Two replicates of C6- and C14-oxidizing cultures were supplied with substrate and with 10% H2 in the headspace or 10 mM (final concentration) sodium formate in the medium. A control culture was supplied only with substrate. Cultures were incubated at 70 °C and sulfide concentrations were measured until the control cultures had reached ≥15 mM sulfide.
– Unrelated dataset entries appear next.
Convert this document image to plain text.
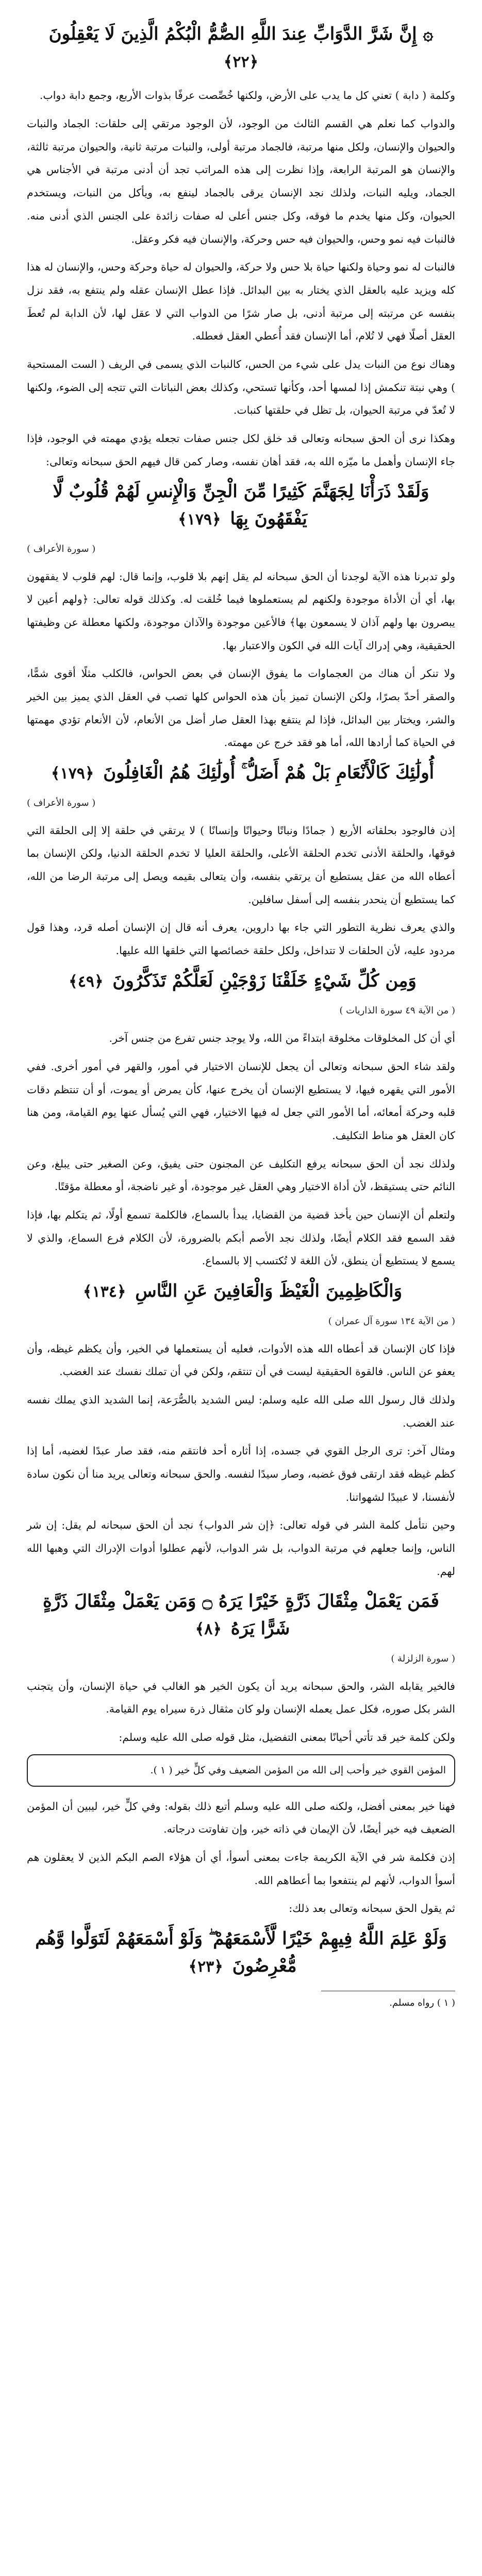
۞ إِنَّ شَرَّ الدَّوَابِّ عِندَ اللَّهِ الصُّمُّ الْبُكْمُ الَّذِينَ لَا يَعْقِلُونَ ﴿٢٢﴾

وكلمة ( دابة ) تعني كل ما يدب على الأرض، ولكنها خُصِّصت عرفًا بذوات الأربع، وجمع دابة دواب.

والدواب كما نعلم هي القسم الثالث من الوجود، لأن الوجود مرتقي إلى حلقات: الجماد والنبات والحيوان والإنسان، ولكل منها مرتبة، فالجماد مرتبة أولى، والنبات مرتبة ثانية، والحيوان مرتبة ثالثة، والإنسان هو المرتبة الرابعة، وإذا نظرت إلى هذه المراتب تجد أن أدنى مرتبة في الأجناس هي الجماد، ويليه النبات، ولذلك نجد الإنسان يرقى بالجماد لينفع به، ويأكل من النبات، ويستخدم الحيوان، وكل منها يخدم ما فوقه، وكل جنس أعلى له صفات زائدة على الجنس الذي أدنى منه. فالنبات فيه نمو وحس، والحيوان فيه حس وحركة، والإنسان فيه فكر وعقل.

فالنبات له نمو وحياة ولكنها حياة بلا حس ولا حركة، والحيوان له حياة وحركة وحس، والإنسان له هذا كله ويزيد عليه بالعقل الذي يختار به بين البدائل. فإذا عطل الإنسان عقله ولم ينتفع به، فقد نزل بنفسه عن مرتبته إلى مرتبة أدنى، بل صار شرًا من الدواب التي لا عقل لها، لأن الدابة لم تُعطَ العقل أصلًا فهي لا تُلام، أما الإنسان فقد أُعطي العقل فعطله.

وهناك نوع من النبات يدل على شيء من الحس، كالنبات الذي يسمى في الريف ( الست المستحية ) وهي نبتة تنكمش إذا لمسها أحد، وكأنها تستحي، وكذلك بعض النباتات التي تتجه إلى الضوء، ولكنها لا تُعدّ في مرتبة الحيوان، بل تظل في حلقتها كنبات.

وهكذا نرى أن الحق سبحانه وتعالى قد خلق لكل جنس صفات تجعله يؤدي مهمته في الوجود، فإذا جاء الإنسان وأهمل ما ميّزه الله به، فقد أهان نفسه، وصار كمن قال فيهم الحق سبحانه وتعالى:

وَلَقَدْ ذَرَأْنَا لِجَهَنَّمَ كَثِيرًا مِّنَ الْجِنِّ وَالْإِنسِ لَهُمْ قُلُوبٌ لَّا يَفْقَهُونَ بِهَا ﴿١٧٩﴾
( سورة الأعراف )

ولو تدبرنا هذه الآية لوجدنا أن الحق سبحانه لم يقل إنهم بلا قلوب، وإنما قال: لهم قلوب لا يفقهون بها، أي أن الأداة موجودة ولكنهم لم يستعملوها فيما خُلقت له. وكذلك قوله تعالى: ﴿ولهم أعين لا يبصرون بها ولهم آذان لا يسمعون بها﴾ فالأعين موجودة والآذان موجودة، ولكنها معطلة عن وظيفتها الحقيقية، وهي إدراك آيات الله في الكون والاعتبار بها.

ولا تنكر أن هناك من العجماوات ما يفوق الإنسان في بعض الحواس، فالكلب مثلًا أقوى شمًّا، والصقر أحدّ بصرًا، ولكن الإنسان تميز بأن هذه الحواس كلها تصب في العقل الذي يميز بين الخير والشر، ويختار بين البدائل، فإذا لم ينتفع بهذا العقل صار أضل من الأنعام، لأن الأنعام تؤدي مهمتها في الحياة كما أرادها الله، أما هو فقد خرج عن مهمته.

أُولَٰئِكَ كَالْأَنْعَامِ بَلْ هُمْ أَضَلُّ ۚ أُولَٰئِكَ هُمُ الْغَافِلُونَ ﴿١٧٩﴾
( سورة الأعراف )

إذن فالوجود بحلقاته الأربع ( جمادًا ونباتًا وحيوانًا وإنسانًا ) لا يرتقي في حلقة إلا إلى الحلقة التي فوقها، والحلقة الأدنى تخدم الحلقة الأعلى، والحلقة العليا لا تخدم الحلقة الدنيا، ولكن الإنسان بما أعطاه الله من عقل يستطيع أن يرتقي بنفسه، وأن يتعالى بقيمه ويصل إلى مرتبة الرضا من الله، كما يستطيع أن ينحدر بنفسه إلى أسفل سافلين.

والذي يعرف نظرية التطور التي جاء بها داروين، يعرف أنه قال إن الإنسان أصله قرد، وهذا قول مردود عليه، لأن الحلقات لا تتداخل، ولكل حلقة خصائصها التي خلقها الله عليها.

وَمِن كُلِّ شَيْءٍ خَلَقْنَا زَوْجَيْنِ لَعَلَّكُمْ تَذَكَّرُونَ ﴿٤٩﴾
( من الآية ٤٩ سورة الذاريات )

أي أن كل المخلوقات مخلوقة ابتداءً من الله، ولا يوجد جنس تفرع من جنس آخر.

ولقد شاء الحق سبحانه وتعالى أن يجعل للإنسان الاختيار في أمور، والقهر في أمور أخرى. ففي الأمور التي يقهره فيها، لا يستطيع الإنسان أن يخرج عنها، كأن يمرض أو يموت، أو أن تنتظم دقات قلبه وحركة أمعائه، أما الأمور التي جعل له فيها الاختيار، فهي التي يُسأل عنها يوم القيامة، ومن هنا كان العقل هو مناط التكليف.

ولذلك نجد أن الحق سبحانه يرفع التكليف عن المجنون حتى يفيق، وعن الصغير حتى يبلغ، وعن النائم حتى يستيقظ، لأن أداة الاختيار وهي العقل غير موجودة، أو غير ناضجة، أو معطلة مؤقتًا.

ولتعلم أن الإنسان حين يأخذ قضية من القضايا، يبدأ بالسماع، فالكلمة تسمع أولًا، ثم يتكلم بها، فإذا فقد السمع فقد الكلام أيضًا، ولذلك نجد الأصم أبكم بالضرورة، لأن الكلام فرع السماع، والذي لا يسمع لا يستطيع أن ينطق، لأن اللغة لا تُكتسب إلا بالسماع.

وَالْكَاظِمِينَ الْغَيْظَ وَالْعَافِينَ عَنِ النَّاسِ ﴿١٣٤﴾
( من الآية ١٣٤ سورة آل عمران )

فإذا كان الإنسان قد أعطاه الله هذه الأدوات، فعليه أن يستعملها في الخير، وأن يكظم غيظه، وأن يعفو عن الناس. فالقوة الحقيقية ليست في أن تنتقم، ولكن في أن تملك نفسك عند الغضب.

ولذلك قال رسول الله صلى الله عليه وسلم: ليس الشديد بالصُّرَعة، إنما الشديد الذي يملك نفسه عند الغضب.

ومثال آخر: ترى الرجل القوي في جسده، إذا أثاره أحد فانتقم منه، فقد صار عبدًا لغضبه، أما إذا كظم غيظه فقد ارتقى فوق غضبه، وصار سيدًا لنفسه. والحق سبحانه وتعالى يريد منا أن نكون سادة لأنفسنا، لا عبيدًا لشهواتنا.

وحين نتأمل كلمة الشر في قوله تعالى: ﴿إن شر الدواب﴾ نجد أن الحق سبحانه لم يقل: إن شر الناس، وإنما جعلهم في مرتبة الدواب، بل شر الدواب، لأنهم عطلوا أدوات الإدراك التي وهبها الله لهم.

فَمَن يَعْمَلْ مِثْقَالَ ذَرَّةٍ خَيْرًا يَرَهُ ۝ وَمَن يَعْمَلْ مِثْقَالَ ذَرَّةٍ شَرًّا يَرَهُ ﴿٨﴾
( سورة الزلزلة )

فالخير يقابله الشر، والحق سبحانه يريد أن يكون الخير هو الغالب في حياة الإنسان، وأن يتجنب الشر بكل صوره، فكل عمل يعمله الإنسان ولو كان مثقال ذرة سيراه يوم القيامة.

ولكن كلمة خير قد تأتي أحيانًا بمعنى التفضيل، مثل قوله صلى الله عليه وسلم:

المؤمن القوي خير وأحب إلى الله من المؤمن الضعيف وفي كلٍّ خير ( ١ ).

فهنا خير بمعنى أفضل، ولكنه صلى الله عليه وسلم أتبع ذلك بقوله: وفي كلٍّ خير، ليبين أن المؤمن الضعيف فيه خير أيضًا، لأن الإيمان في ذاته خير، وإن تفاوتت درجاته.

إذن فكلمة شر في الآية الكريمة جاءت بمعنى أسوأ، أي أن هؤلاء الصم البكم الذين لا يعقلون هم أسوأ الدواب، لأنهم لم ينتفعوا بما أعطاهم الله.

ثم يقول الحق سبحانه وتعالى بعد ذلك:

وَلَوْ عَلِمَ اللَّهُ فِيهِمْ خَيْرًا لَّأَسْمَعَهُمْ ۖ وَلَوْ أَسْمَعَهُمْ لَتَوَلَّوا وَّهُم مُّعْرِضُونَ ﴿٢٣﴾
( ١ ) رواه مسلم.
Transmission electron microscopy

C6 and C14 culture (100 ml) were collected at 1,000 × g using a Stat Spin Microprep 2 table top centrifuge. Cells were transferred to aluminium platelets (150 µm depth) containing 1-hexadecene94. Platelets were frozen using a Leica EM HPM100 high-pressure freezer (Leica). Frozen samples were transferred to a Leica EM AFS2 automatic freeze substitution unit and substituted at −90 °C in a solution containing anhydrous acetone and 0.1% tannic acid for 24 h, and in anhydrous acetone, 2% OsO4 and 0.5% anhydrous glutaraldehyde (Electron Microscopical Science) for a further 8 h. After further incubation over 20 h at −20 °C, samples were warmed to +4 °C and subsequently washed with anhydrous acetone. Samples were embedded at room temperature in Agar 100 (Epon 812 equivalent) at 60 °C for 24 h. Thin sections (80 nm) were counterstained using Reynolds lead citrate solution for 7 s and examined using a Talos L120C microscope (Thermo Fisher).

Temperature range tests

Aliquots of C6- and C14-oxidizing cultures were diluted 1:6, supplied with substrate and incubated at 60–90 °C in 5 °C increments. Sulfide production was tracked until the 70 °C cultures had reached >10 mM sulfide.

Availability of biological materials

Official culture collections do not accept syntrophic enrichment cultures, but G.W. will maintain the cultures. Non-profit organizations can obtain samples upon request.

Reporting summary

Further information on research design is available in the Nature Portfolio Reporting Summary linked to this article.